—
title: “Problem Set 4 – Part A”
output: html_document
—
“`{r, echo = FALSE}
library(“quanteda”, quietly = TRUE, warn.conflicts = FALSE, verbose = FALSE)
“`
### Unsupervised methods
In this part of the assignment, you will use R to understand and apply unsupervised document scaling.
#### 1. **Unsupervised scaling of the Irish budget corpus scaling**. Use the `data_corpus_irishbudget2010` in **quanteda** for this.
1.a) Fit a wordfish model of all the documents in this corpus. Apply any required preprocessing steps first. Use the `textplot_scale1d` function to visualize the result. (You may want to use the advanced options of this function to get a better plot than just the default one.)

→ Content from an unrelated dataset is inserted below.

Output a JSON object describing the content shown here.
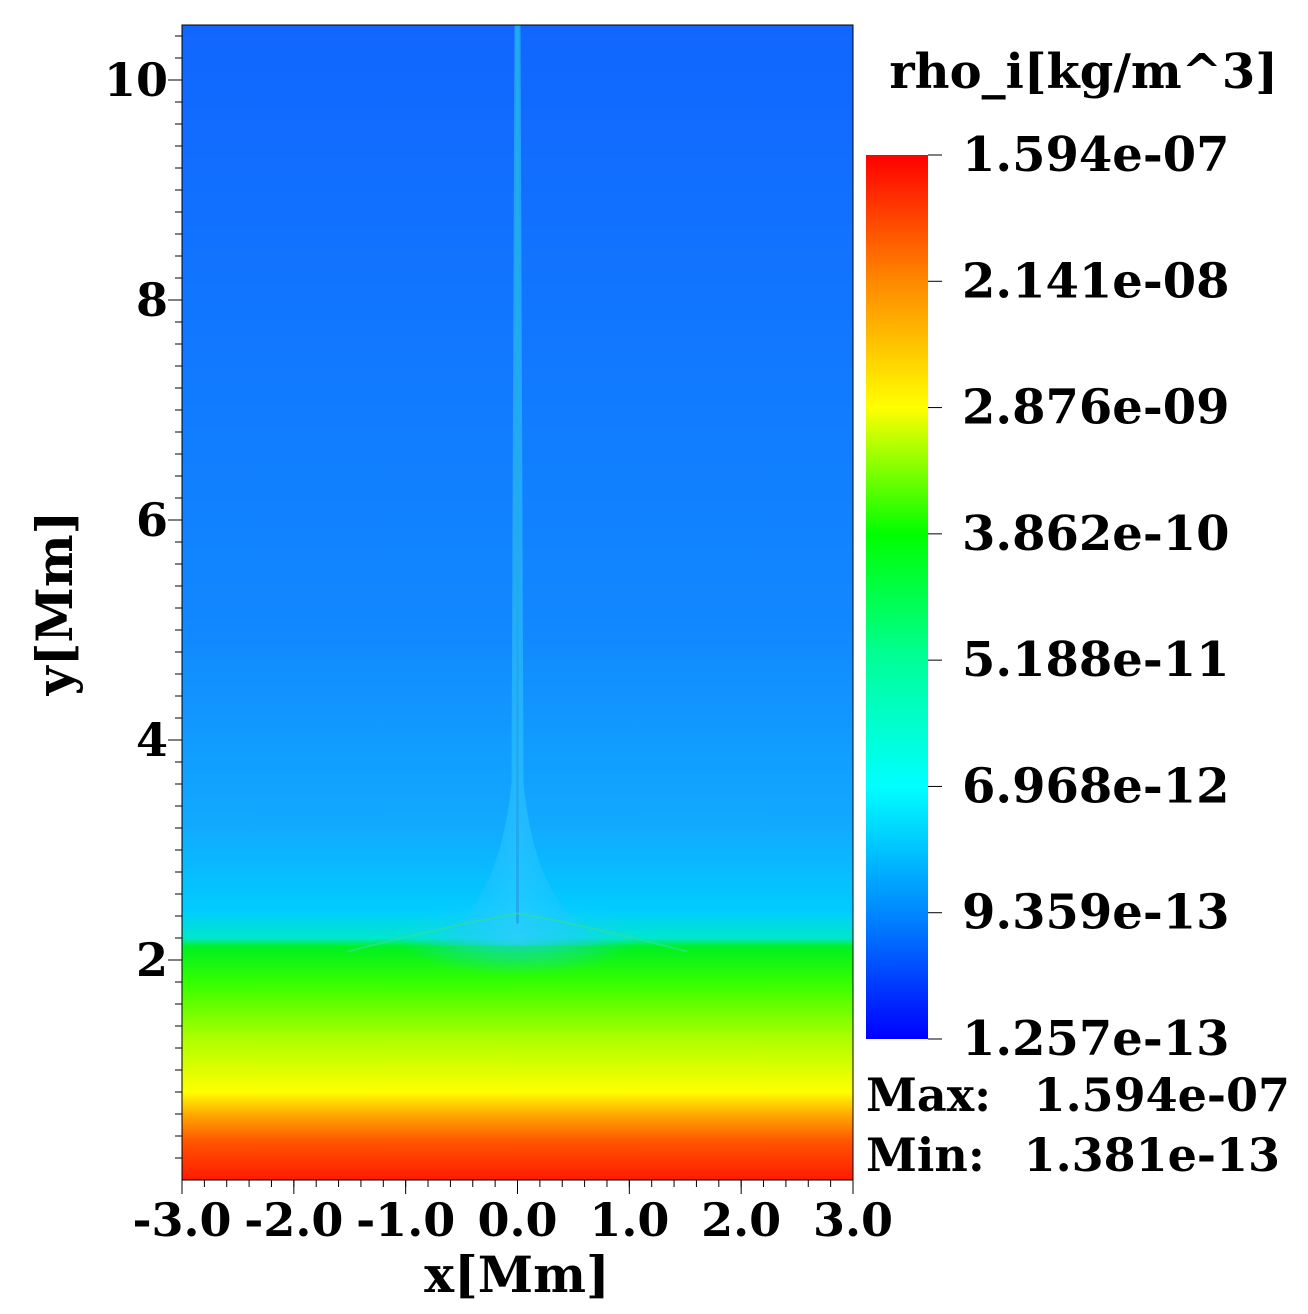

What do you learn about what the dimension is capturing? You can use wikipedia to learn about the Irish parties involved in this debate to help you answer this question.
“`{r}
“`
**YOUR ANSWER HERE.**
1.b) Plot the wordfish “Eiffel Tower” plot (as in Figure 2 of Slapin and Proksch 2008), from the wordfish object. You can do this using the `textplot_scale1d` function or (even better) using the more advanced code we used in the lecture.
“`{r, fig.width = 5, fig.height = 5}
“`
1.c) Plot the log of the length in tokens of each text against the alpha-hat from `wfFit`. What does the relationship indicate?
“`{r, fig.width = 5, fig.height = 5}
“`
**YOUR ANSWER HERE.**
1.d) Plot the log of the frequency of the top most frequent 1000 words against the same psi-hat values from `wfit`, and describe the relationship.
“`{r, fig.width = 5, fig.height = 5}
“`
**YOUR ANSWER HERE.**
#### 2. **Fit the correspondence analysis model to the Irish budget speeches.**
Compare the results for the word scaled values (call it `caFit`) from the first dimension to the beta-hats from `wfFit`.
“`{r, fig.width = 5, fig.height = 5}
“`
**YOUR ANSWER HERE.**